In sensitive 1984 document, FCO set out plans for closer cross-border ties
A previously confidential British Government paper on the future of Gibraltar following the re-opening of the frontier with Spain is made public today for the first time.
The eight-page paper lays out plans “to wean Gibraltar from traditional patterns of thought” and prepare its inhabitants for the “inevitability of change”, and suggests a series of measures to help achieve this aim.
It was produced by the Foreign & Commonwealth Office’s Southern European Department in October 1984 at the prompting of Foreign Secretary Geoffrey Howe, who likened the gradual process of changing attitudes in Gibraltar to that of “peeling an onion”.
The stated objective of the approach would be an evolution from “an emphasis on overt support for Gibraltar’s constitutional position in the first phase, through steps to increase cooperation between Spain and Gibraltar in the second, and leading in the third to encouraging an increased Spanish presence in Gibraltar”.
In recognition of its sensitivity, the paper, entitled ‘Spain/Gibraltar: Measures for Change’, was given an extremely limited circulation with orders to make no reference to it by telegram.
However, then Governor Admiral Sir David Williams warned London against “manipulation” of the Gibraltarians, in his view a “sophisticated people” who could not be treated like Britain’s “African colonies”.
The paper took as its starting point the huge changes about to take place on the Rock as a result of the full re-opening of the border after 16 years of relative isolation.

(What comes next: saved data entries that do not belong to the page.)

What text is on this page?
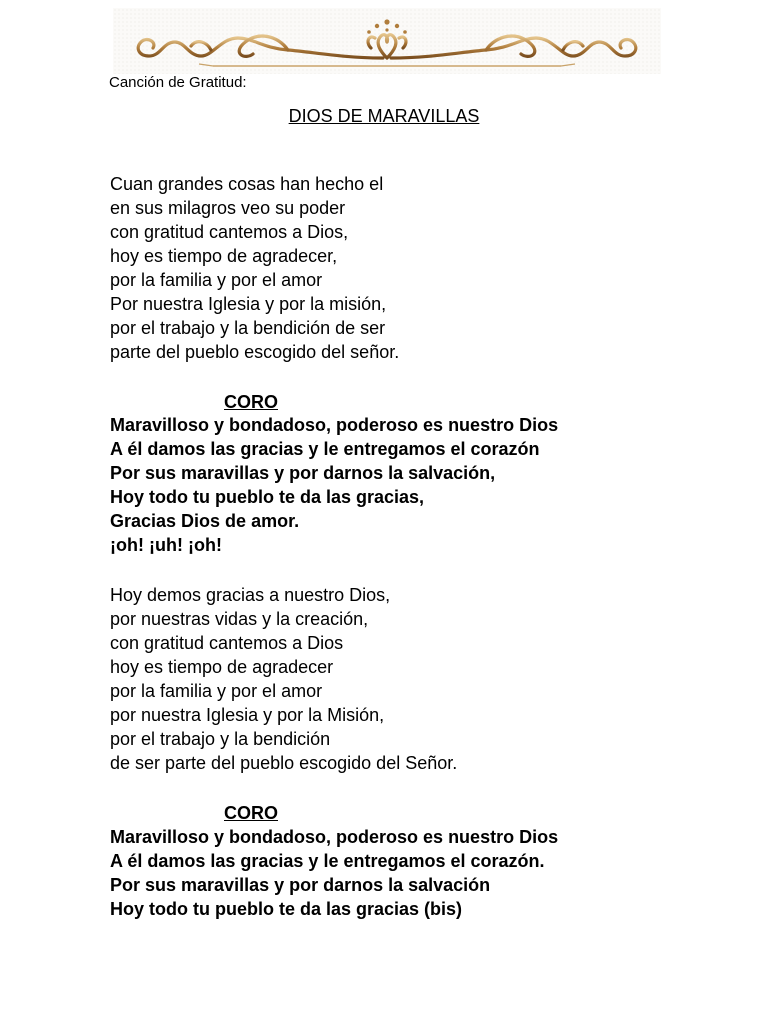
Canción de Gratitud:
DIOS DE MARAVILLAS
Cuan grandes cosas han hecho el
en sus milagros veo su poder
con gratitud cantemos a Dios,
hoy es tiempo de agradecer,
por la familia y por el amor
Por nuestra Iglesia y por la misión,
por el trabajo y la bendición de ser
parte del pueblo escogido del señor.
CORO
Maravilloso y bondadoso, poderoso es nuestro Dios
A él damos las gracias y le entregamos el corazón
Por sus maravillas y por darnos la salvación,
Hoy todo tu pueblo te da las gracias,
Gracias Dios de amor.
¡oh! ¡uh! ¡oh!
Hoy demos gracias a nuestro Dios,
por nuestras vidas y la creación,
con gratitud cantemos a Dios
hoy es tiempo de agradecer
por la familia y por el amor
por nuestra Iglesia y por la Misión,
por el trabajo y la bendición
de ser parte del pueblo escogido del Señor.
CORO
Maravilloso y bondadoso, poderoso es nuestro Dios
A él damos las gracias y le entregamos el corazón.
Por sus maravillas y por darnos la salvación
Hoy todo tu pueblo te da las gracias (bis)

The paper states: “At each stage it will be essential for HMG to move carefully to avoid giving grounds for criticism that Britain is pursuing a policy of forcing Gibraltar into a new relationship with Spain.”
“Whatever is done to create conditions for a closer relationship between Spain and Gibraltar, however well-intentioned, is likely to be seen in some quarters in Gibraltar as part of an FCO conspiracy to dispose of the colony.”
“It will therefore be important for HMG not only to act honestly, but to be seen to be doing so.”